Martin Warricombe was reconciled to the prospect of a metropolitan winter by the fact that his old friend Thomas Gale, formerly Geological Professor at Whitelaw College, had of late returned from a three years' sojourn in North America, and now dwelt in London. The breezy man of science was welcomed back among his brethren with two-fold felicitation; his book on the Appalachians would have given no insufficient proof of activity abroad, but evidence more generally interesting accompanied him in the shape of a young and beautiful wife. Not every geologist whose years have entered the fifties can go forth and capture in second marriage a charming New England girl, thirty years his junior. Yet those who knew Mr. Gale—his splendid physique, his bluff cordiality, the vigour of his various talk—were scarcely surprised. The young lady was no heiress; she had, in fact, been a school teacher, and might have wearied through her best years in that uncongenial pursuit. Transplanted to the richest English soil, she developed remarkable aptitudes. A month or two of London exhibited her as a type of all that is most attractive in American womanhood.
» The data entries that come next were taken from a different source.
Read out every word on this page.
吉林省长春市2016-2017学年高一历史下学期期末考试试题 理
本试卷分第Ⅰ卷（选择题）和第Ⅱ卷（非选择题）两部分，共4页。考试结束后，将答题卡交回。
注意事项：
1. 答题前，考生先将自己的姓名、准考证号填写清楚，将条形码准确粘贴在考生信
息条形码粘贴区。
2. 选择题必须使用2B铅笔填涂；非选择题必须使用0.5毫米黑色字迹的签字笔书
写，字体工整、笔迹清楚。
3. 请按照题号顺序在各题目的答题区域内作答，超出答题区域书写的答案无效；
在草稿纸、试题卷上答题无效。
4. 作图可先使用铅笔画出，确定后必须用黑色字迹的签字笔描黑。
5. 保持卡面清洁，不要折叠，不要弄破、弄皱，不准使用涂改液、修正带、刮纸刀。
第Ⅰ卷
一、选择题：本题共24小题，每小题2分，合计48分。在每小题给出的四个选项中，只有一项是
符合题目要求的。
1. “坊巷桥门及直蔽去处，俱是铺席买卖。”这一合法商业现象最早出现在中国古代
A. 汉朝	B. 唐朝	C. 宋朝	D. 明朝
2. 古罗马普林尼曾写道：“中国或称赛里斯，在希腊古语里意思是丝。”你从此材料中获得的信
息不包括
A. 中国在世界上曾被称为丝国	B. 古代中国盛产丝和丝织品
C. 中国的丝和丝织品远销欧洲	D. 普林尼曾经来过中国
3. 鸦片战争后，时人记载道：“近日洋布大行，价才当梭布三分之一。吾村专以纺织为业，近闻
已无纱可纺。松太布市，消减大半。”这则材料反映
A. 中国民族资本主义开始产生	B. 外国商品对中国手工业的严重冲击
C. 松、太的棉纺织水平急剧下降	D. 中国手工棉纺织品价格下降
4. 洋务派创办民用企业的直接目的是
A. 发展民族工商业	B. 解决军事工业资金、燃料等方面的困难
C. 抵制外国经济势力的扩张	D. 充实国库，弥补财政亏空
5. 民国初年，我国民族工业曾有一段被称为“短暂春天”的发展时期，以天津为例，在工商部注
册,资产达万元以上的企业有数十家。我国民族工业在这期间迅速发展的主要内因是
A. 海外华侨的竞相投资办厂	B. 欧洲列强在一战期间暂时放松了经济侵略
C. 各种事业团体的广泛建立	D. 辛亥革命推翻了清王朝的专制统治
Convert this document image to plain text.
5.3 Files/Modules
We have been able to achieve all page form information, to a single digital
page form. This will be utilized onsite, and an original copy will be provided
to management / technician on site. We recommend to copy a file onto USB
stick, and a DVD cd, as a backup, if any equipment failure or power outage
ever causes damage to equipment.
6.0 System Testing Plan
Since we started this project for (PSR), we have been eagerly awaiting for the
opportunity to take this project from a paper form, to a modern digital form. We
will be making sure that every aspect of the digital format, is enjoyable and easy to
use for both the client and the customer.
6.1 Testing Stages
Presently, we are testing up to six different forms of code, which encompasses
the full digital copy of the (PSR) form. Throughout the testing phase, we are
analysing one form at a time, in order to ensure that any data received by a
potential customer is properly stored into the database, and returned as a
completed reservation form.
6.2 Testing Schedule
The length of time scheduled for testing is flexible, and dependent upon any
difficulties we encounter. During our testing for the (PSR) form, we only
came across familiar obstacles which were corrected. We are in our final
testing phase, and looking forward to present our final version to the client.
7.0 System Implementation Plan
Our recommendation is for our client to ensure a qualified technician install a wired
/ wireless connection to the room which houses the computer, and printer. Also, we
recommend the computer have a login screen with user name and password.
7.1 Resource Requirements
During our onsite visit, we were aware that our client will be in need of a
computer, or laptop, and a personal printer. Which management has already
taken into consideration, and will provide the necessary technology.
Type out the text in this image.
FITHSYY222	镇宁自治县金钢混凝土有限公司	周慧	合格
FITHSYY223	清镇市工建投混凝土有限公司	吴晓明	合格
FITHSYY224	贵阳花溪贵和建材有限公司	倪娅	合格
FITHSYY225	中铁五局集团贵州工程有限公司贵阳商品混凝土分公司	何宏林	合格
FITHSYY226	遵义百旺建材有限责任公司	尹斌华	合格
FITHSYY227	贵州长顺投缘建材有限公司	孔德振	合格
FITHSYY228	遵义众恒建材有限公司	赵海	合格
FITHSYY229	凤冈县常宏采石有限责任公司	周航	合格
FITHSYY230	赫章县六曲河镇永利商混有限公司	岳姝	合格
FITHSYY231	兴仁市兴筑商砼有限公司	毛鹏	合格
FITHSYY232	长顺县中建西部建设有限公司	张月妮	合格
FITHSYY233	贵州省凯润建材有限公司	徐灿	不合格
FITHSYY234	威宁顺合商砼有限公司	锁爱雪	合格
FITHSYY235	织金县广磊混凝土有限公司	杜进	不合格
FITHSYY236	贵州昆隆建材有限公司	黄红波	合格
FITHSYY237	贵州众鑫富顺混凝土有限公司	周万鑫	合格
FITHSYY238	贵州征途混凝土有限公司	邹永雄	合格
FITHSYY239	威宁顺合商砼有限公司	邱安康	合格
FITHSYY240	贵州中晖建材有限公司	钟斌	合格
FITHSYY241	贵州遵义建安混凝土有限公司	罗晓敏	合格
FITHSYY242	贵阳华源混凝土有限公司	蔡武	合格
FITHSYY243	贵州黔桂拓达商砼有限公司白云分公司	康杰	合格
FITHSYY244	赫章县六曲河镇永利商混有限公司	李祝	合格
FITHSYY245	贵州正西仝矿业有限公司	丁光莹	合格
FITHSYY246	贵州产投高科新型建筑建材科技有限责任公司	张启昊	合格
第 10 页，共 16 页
Between Mrs. Gale and the Warricombes intimacy was soon established. Sidwell saw much of her, and liked her. To this meditative English girl the young American offered an engrossing problem, for she avowed her indifference to all religious dogmas, yet was singularly tolerant and displayed a moral fervour which Sidwell had believed inseparable from Christian faith. At the Gales' house assembled a great variety of intellectual people, and with her father's express approval (Martin had his reasons) Sidwell made the most of this opportunity of studying the modern world. Only a few days after her arrival in London, she became acquainted with a Mr. Walsh, a brother of that heresiarch, the Whitelaw Professor, whose name was still obnoxious to her mother. He was a well-favoured man of something between thirty and forty, brilliant in conversation, personally engaging, and known by his literary productions, which found small favour with conservative readers. With surprise, Sidwell in a short time became aware that Mr. Walsh had a frank liking for her society. He was often to be seen in Mrs. Warricombe's drawing-room, and at Mrs Gale's he yet more frequently obtained occasions of talking with her. The candour with which he expressed himself on most subjects enabled her to observe a type of mind which at present had peculiar interest for her. Discretion often put restraint upon her curiosity, but none the less Mr. Walsh had plausible grounds for believing that his advances were not unwelcome. He saw that Sidwell's gaze occasionally rested upon him with a pleasant gravity, and noted the mood of meditation which sometimes came upon her when he had drawn apart. The frequency of these dialogues was observed by Mrs Warricombe, and one evening she broached the subject to her daughter rather abruptly.